Daß diese Philosophie die moralisch und körperlich ruinösen Folgen der verzärtelnden Gewohnheit in den Kauf nahm, gehörte offenbar zu ihrer Noblesse, und wahrscheinlich war es das Bewußtsein gemeinsamen frühen Verderbens, was die Kumpaninnen zu solcher Zärtlichkeit, ja verliebten Veneration untereinander stimmte. Nicht ohne Widerwillen beobachtete ich das entzückte Aufleuchten ihrer Blicke, ihre gerührten Umarmungen und Küsse, wenn sie in Gesellschaft zusammenkamen.
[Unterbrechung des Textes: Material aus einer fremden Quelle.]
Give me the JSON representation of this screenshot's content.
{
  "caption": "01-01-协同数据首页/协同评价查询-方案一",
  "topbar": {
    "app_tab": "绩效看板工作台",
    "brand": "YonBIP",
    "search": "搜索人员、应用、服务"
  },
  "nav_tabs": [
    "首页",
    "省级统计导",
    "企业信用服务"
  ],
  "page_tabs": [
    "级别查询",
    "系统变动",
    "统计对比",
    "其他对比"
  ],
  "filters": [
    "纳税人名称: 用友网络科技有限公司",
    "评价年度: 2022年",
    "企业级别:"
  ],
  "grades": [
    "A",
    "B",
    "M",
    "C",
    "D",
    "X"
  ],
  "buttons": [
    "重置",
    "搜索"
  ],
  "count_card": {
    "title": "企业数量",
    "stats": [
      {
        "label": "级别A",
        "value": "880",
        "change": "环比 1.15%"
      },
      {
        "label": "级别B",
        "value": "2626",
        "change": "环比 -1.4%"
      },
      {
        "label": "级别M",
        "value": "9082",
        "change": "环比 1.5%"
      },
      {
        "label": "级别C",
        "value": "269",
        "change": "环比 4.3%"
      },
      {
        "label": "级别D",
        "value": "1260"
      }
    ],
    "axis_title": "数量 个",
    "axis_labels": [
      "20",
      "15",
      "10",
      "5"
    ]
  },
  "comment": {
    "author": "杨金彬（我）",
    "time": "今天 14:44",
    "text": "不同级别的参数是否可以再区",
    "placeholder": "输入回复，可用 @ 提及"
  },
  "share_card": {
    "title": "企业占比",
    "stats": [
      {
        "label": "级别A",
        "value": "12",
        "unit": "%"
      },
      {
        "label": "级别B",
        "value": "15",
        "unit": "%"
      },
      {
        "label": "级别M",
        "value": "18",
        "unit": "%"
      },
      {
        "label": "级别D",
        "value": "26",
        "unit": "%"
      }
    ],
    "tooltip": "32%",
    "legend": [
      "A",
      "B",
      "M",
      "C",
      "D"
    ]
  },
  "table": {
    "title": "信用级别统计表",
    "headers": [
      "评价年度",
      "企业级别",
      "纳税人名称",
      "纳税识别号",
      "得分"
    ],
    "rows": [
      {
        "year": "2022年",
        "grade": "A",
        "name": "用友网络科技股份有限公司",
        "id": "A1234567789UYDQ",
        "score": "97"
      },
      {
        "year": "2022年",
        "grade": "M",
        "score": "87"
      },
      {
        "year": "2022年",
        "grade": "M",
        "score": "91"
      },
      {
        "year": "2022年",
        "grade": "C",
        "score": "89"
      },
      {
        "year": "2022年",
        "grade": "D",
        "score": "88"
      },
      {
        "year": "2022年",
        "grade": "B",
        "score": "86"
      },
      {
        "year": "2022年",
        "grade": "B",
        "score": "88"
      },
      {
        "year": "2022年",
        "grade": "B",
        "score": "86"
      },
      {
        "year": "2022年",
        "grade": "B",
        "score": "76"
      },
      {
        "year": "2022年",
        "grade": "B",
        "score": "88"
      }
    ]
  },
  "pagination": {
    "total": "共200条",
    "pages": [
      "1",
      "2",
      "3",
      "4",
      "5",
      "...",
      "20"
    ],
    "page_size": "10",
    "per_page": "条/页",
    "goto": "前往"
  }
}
Ja, ich bekenne meine innere Unduldsamkeit gegen diese Selbstdispensierung, — bekenne sie mit einer gewissen Verwunderung, da ich mir sonst doch keineswegs in der Rolle des Tugendboldes und Splitterrichters gefalle. Es mag jene gewisse süßliche Verlogenheit sein, zu der das Laster führt, oder die ihm von vornherein immanent ist, was mir die unüberwindliche Abneigung einflößt. Auch verübelte ich der Ines die rücksichtslose Gleichgültigkeit gegen ihre Kinder, die sie mit der Hingabe an diesen Unfug bewies, und die denn auch alle Affenliebe zu den weißen Luxusgeschöpfen als Lüge enthüllte. Kurzum, die Frau war mir in der Seele verleidet, seit ich wußte und sah, was sie sich erlaubte, und sie bemerkte recht wohl, daß ich sie in meinem Herzen hatte fallenlassen, und quittierte die Wahrnehmung mit einem Lächeln, das mich in seiner vertrackten und spitzbübischen Bosheit an das frühere erinnerte, das sie gezeigt, als sie zwei Stunden lang meine menschliche Teilnahme an ihren Liebesschmerzen und -lüsten eingestrichen hatte.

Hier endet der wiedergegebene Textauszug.